Example 2: Timestamp + HMAC with API key as a signing key

Instead of sending the API key directly in every header, use it to sign a combination of timestamp and method/path. The server recomputes the signature and verifies freshness, which prevents replay without storing nonces.

// Client-side pseudo-code (Node.js)
const crypto = require('crypto');
function signRequest(apiKey, method, path, body, timestamp) {
  const hmac = crypto.createHmac('sha256', apiKey);
  hmac.update([method, path, JSON.stringify(body), timestamp].join('|'));
  return hmac.digest('hex');
}

const apiKey = process.env.API_KEY;
const timestamp = Date.now().toString();
const signature = signRequest(apiKey, 'POST', '/v1/resources', { amount: 100 }, timestamp);

// Headers:
// x-timestamp: timestamp
// x-signature: signature
// x-api-key: apiKey

// Server-side hook (simplified)
module.exports = function () {
  return async context => {
    const { headers, data } = context.params;
    const timestamp = headers['x-timestamp'];
    const receivedSig = headers['x-signature'];
    const apiKey = headers['x-api-key'];

    if (!timestamp || !receivedSig) {
      throw new Error('Missing signature or timestamp');
    }

    const now = Date.now();
    if (Math.abs(now - parseInt(timestamp, 10)) > 120000) {
      throw new Error('Request expired');
    }

    const expectedSig = signRequest(apiKey, context.method, context.path, data, timestamp);
    if (!crypto.timingSafeEqual(Buffer.from(expectedSig), Buffer.from(receivedSig))) {
      throw new Error('Invalid signature');
    }

    // Optionally validate API key usage scope here
    return context;
  };
};

Example 3: MiddleBird integration for ongoing scanning

Use MiddleBird’s scans to detect missing replay protections in your FeathersJS OpenAPI spec and runtime behavior. You can run the CLI to verify your endpoints and then add CI/CD enforcement with the GitHub Action to fail builds if risk scores degrade. The MCP Server allows you to scan directly from your IDE while you develop hooks, ensuring that new endpoints include appropriate freshness checks.
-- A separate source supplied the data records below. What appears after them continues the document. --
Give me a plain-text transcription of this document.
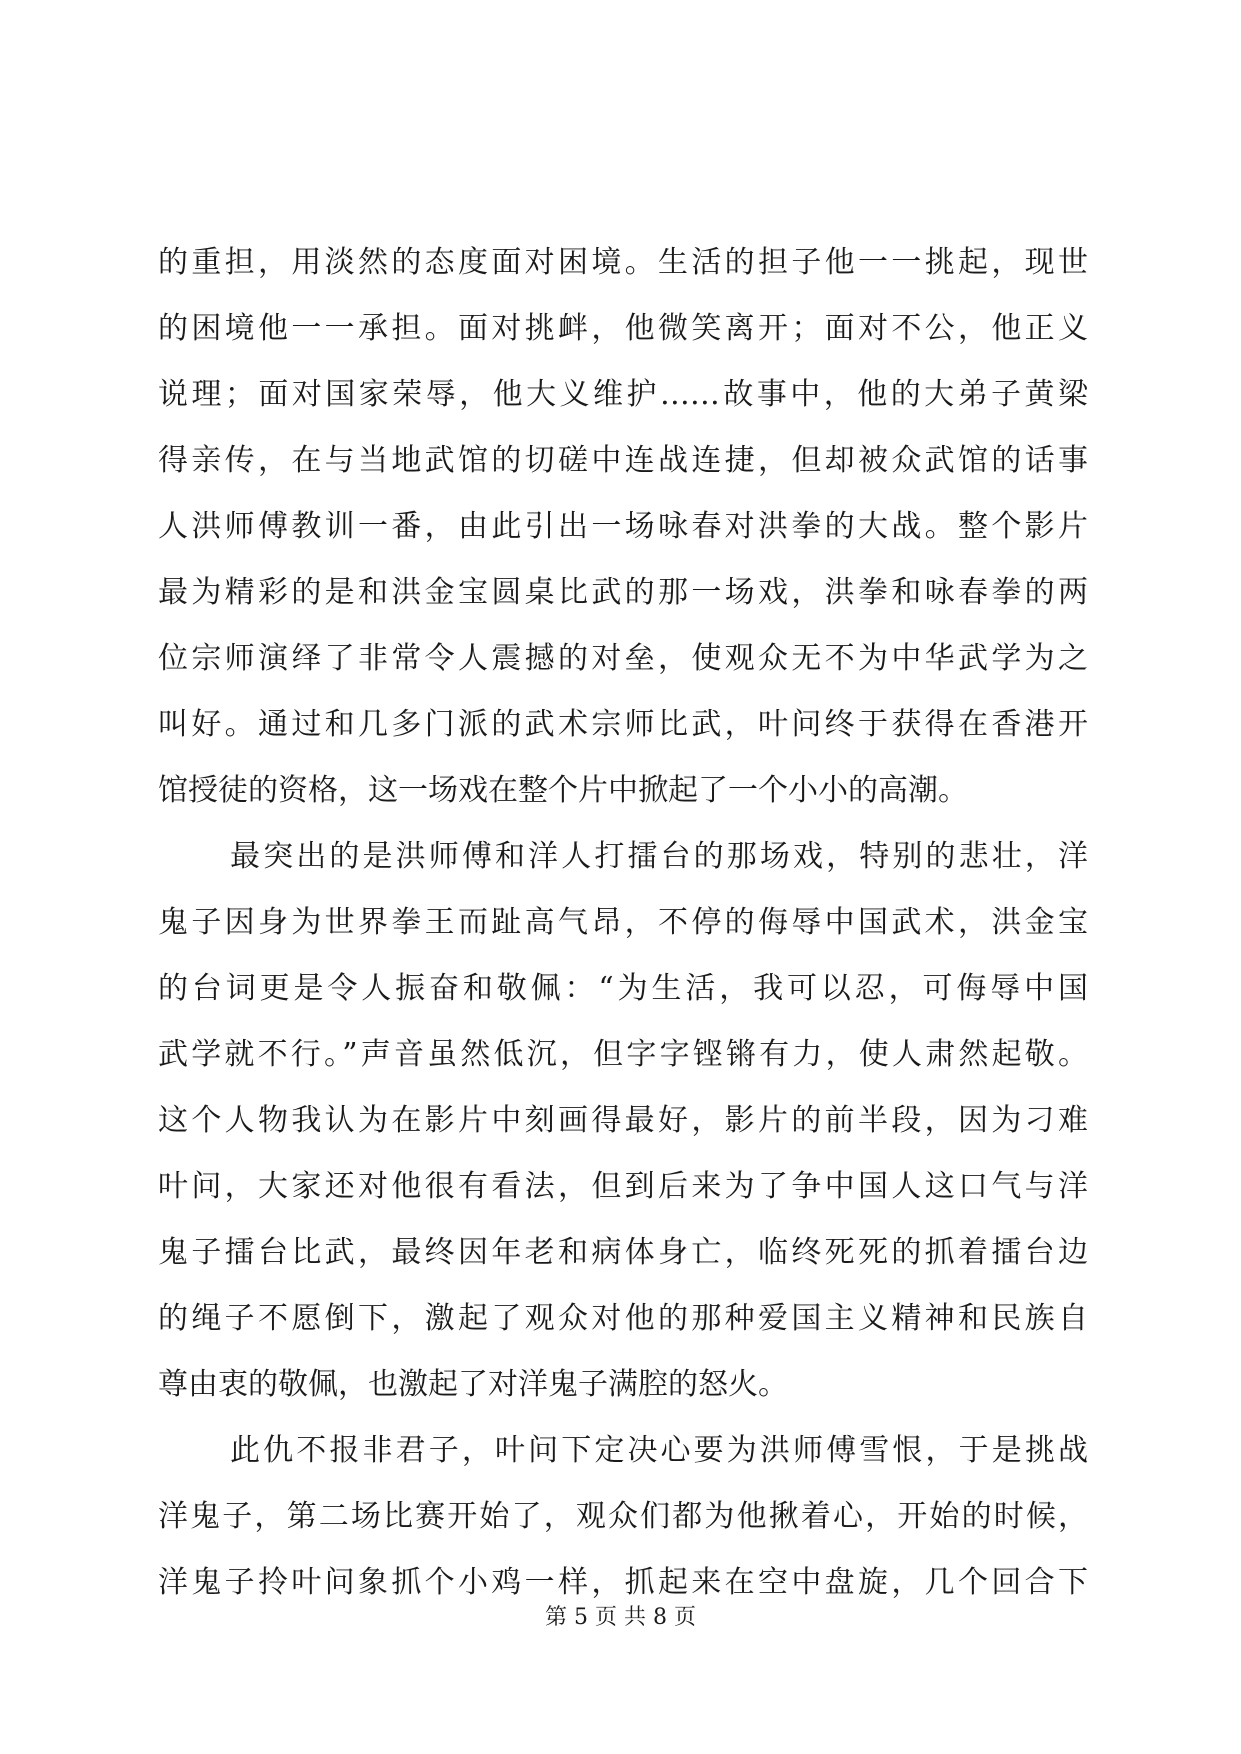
的重担，用淡然的态度面对困境。生活的担子他一一挑起，现世
的困境他一一承担。面对挑衅，他微笑离开；面对不公，他正义
说理；面对国家荣辱，他大义维护……故事中，他的大弟子黄梁
得亲传，在与当地武馆的切磋中连战连捷，但却被众武馆的话事
人洪师傅教训一番，由此引出一场咏春对洪拳的大战。整个影片
最为精彩的是和洪金宝圆桌比武的那一场戏，洪拳和咏春拳的两
位宗师演绎了非常令人震撼的对垒，使观众无不为中华武学为之
叫好。通过和几多门派的武术宗师比武，叶问终于获得在香港开
馆授徒的资格，这一场戏在整个片中掀起了一个小小的高潮。
最突出的是洪师傅和洋人打擂台的那场戏，特别的悲壮，洋
鬼子因身为世界拳王而趾高气昂，不停的侮辱中国武术，洪金宝
的台词更是令人振奋和敬佩：“为生活，我可以忍，可侮辱中国
武学就不行。”声音虽然低沉，但字字铿锵有力，使人肃然起敬。
这个人物我认为在影片中刻画得最好，影片的前半段，因为刁难
叶问，大家还对他很有看法，但到后来为了争中国人这口气与洋
鬼子擂台比武，最终因年老和病体身亡，临终死死的抓着擂台边
的绳子不愿倒下，激起了观众对他的那种爱国主义精神和民族自
尊由衷的敬佩，也激起了对洋鬼子满腔的怒火。
此仇不报非君子，叶问下定决心要为洪师傅雪恨，于是挑战
洋鬼子，第二场比赛开始了，观众们都为他揪着心，开始的时候，
洋鬼子拎叶问象抓个小鸡一样，抓起来在空中盘旋，几个回合下
第 5 页 共 8 页
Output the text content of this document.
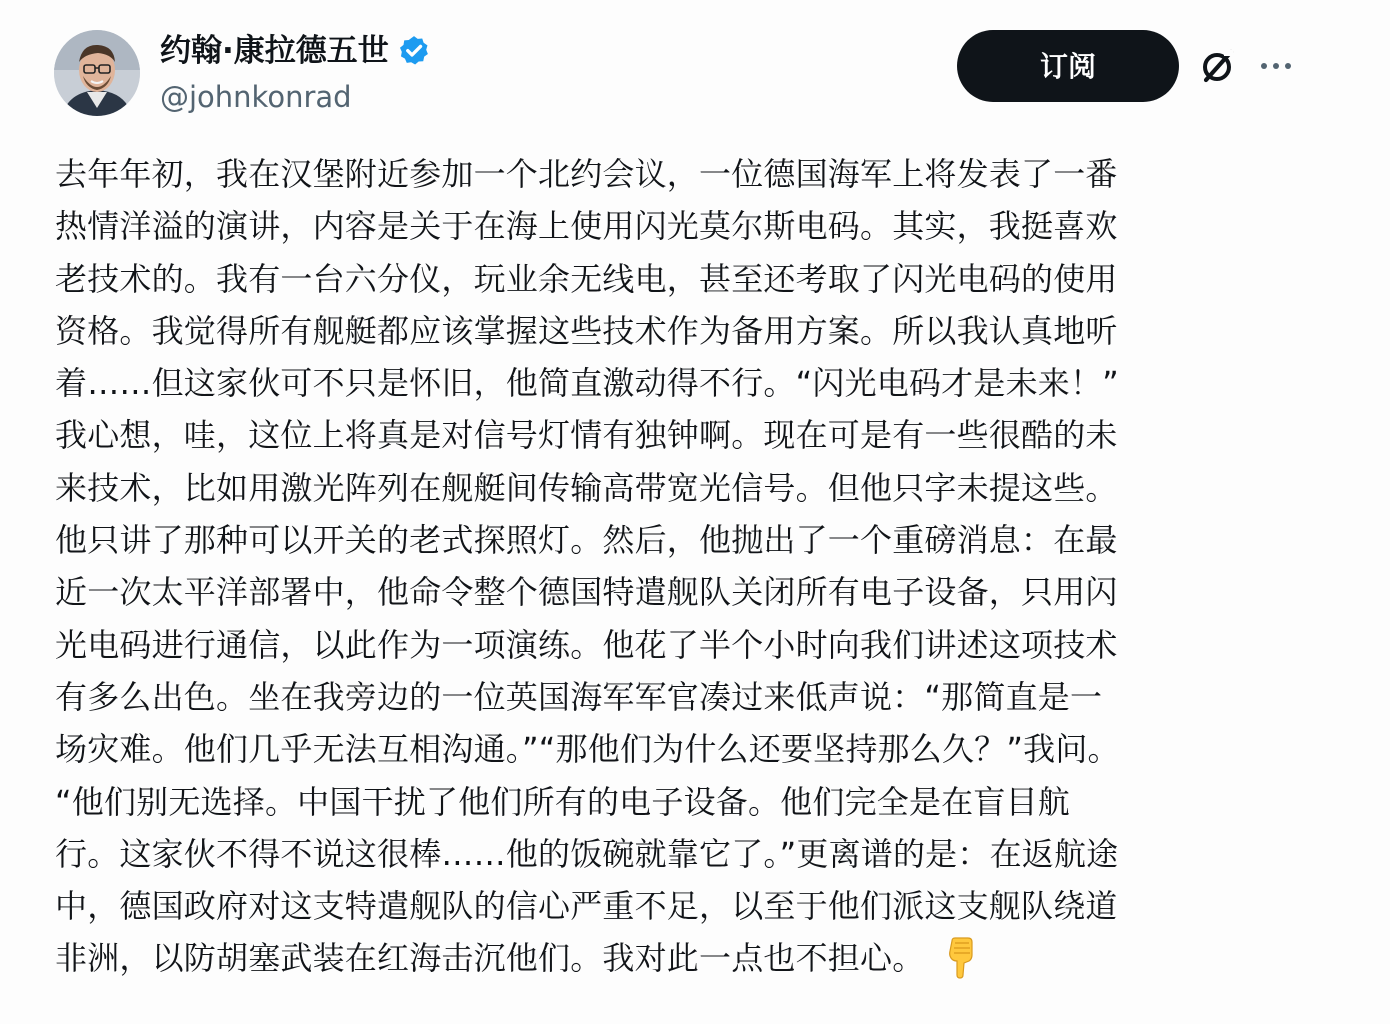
约翰·康拉德五世
@johnkonrad
订阅
去年年初，我在汉堡附近参加一个北约会议，一位德国海军上将发表了一番
热情洋溢的演讲，内容是关于在海上使用闪光莫尔斯电码。其实，我挺喜欢
老技术的。我有一台六分仪，玩业余无线电，甚至还考取了闪光电码的使用
资格。我觉得所有舰艇都应该掌握这些技术作为备用方案。所以我认真地听
着……但这家伙可不只是怀旧，他简直激动得不行。“闪光电码才是未来！”
我心想，哇，这位上将真是对信号灯情有独钟啊。现在可是有一些很酷的未
来技术，比如用激光阵列在舰艇间传输高带宽光信号。但他只字未提这些。
他只讲了那种可以开关的老式探照灯。然后，他抛出了一个重磅消息：在最
近一次太平洋部署中，他命令整个德国特遣舰队关闭所有电子设备，只用闪
光电码进行通信，以此作为一项演练。他花了半个小时向我们讲述这项技术
有多么出色。坐在我旁边的一位英国海军军官凑过来低声说：“那简直是一
场灾难。他们几乎无法互相沟通。”“那他们为什么还要坚持那么久？”我问。
“他们别无选择。中国干扰了他们所有的电子设备。他们完全是在盲目航
行。这家伙不得不说这很棒……他的饭碗就靠它了。”更离谱的是：在返航途
中，德国政府对这支特遣舰队的信心严重不足，以至于他们派这支舰队绕道
非洲，以防胡塞武装在红海击沉他们。我对此一点也不担心。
# Scan your Feathers service with the CLI
middlebrick scan https://api.example.com/openapi.json

Frequently Asked Questions

Can API keys alone be sufficient to prevent replay attacks in FeathersJS?
API keys alone are not sufficient to prevent replay attacks. You should combine API keys with per-request nonces, timestamps, or HMAC-based request signing so that each request is unique and time-bound.
How often should I rotate API keys in a FeathersJS service to reduce replay risk?
Rotate keys based on exposure risk and usage patterns. For high-risk operations, consider short-lived keys or key bindings to specific scopes; for lower-risk services, regular rotation (e.g., every 90 days) combined with replay protections is reasonable.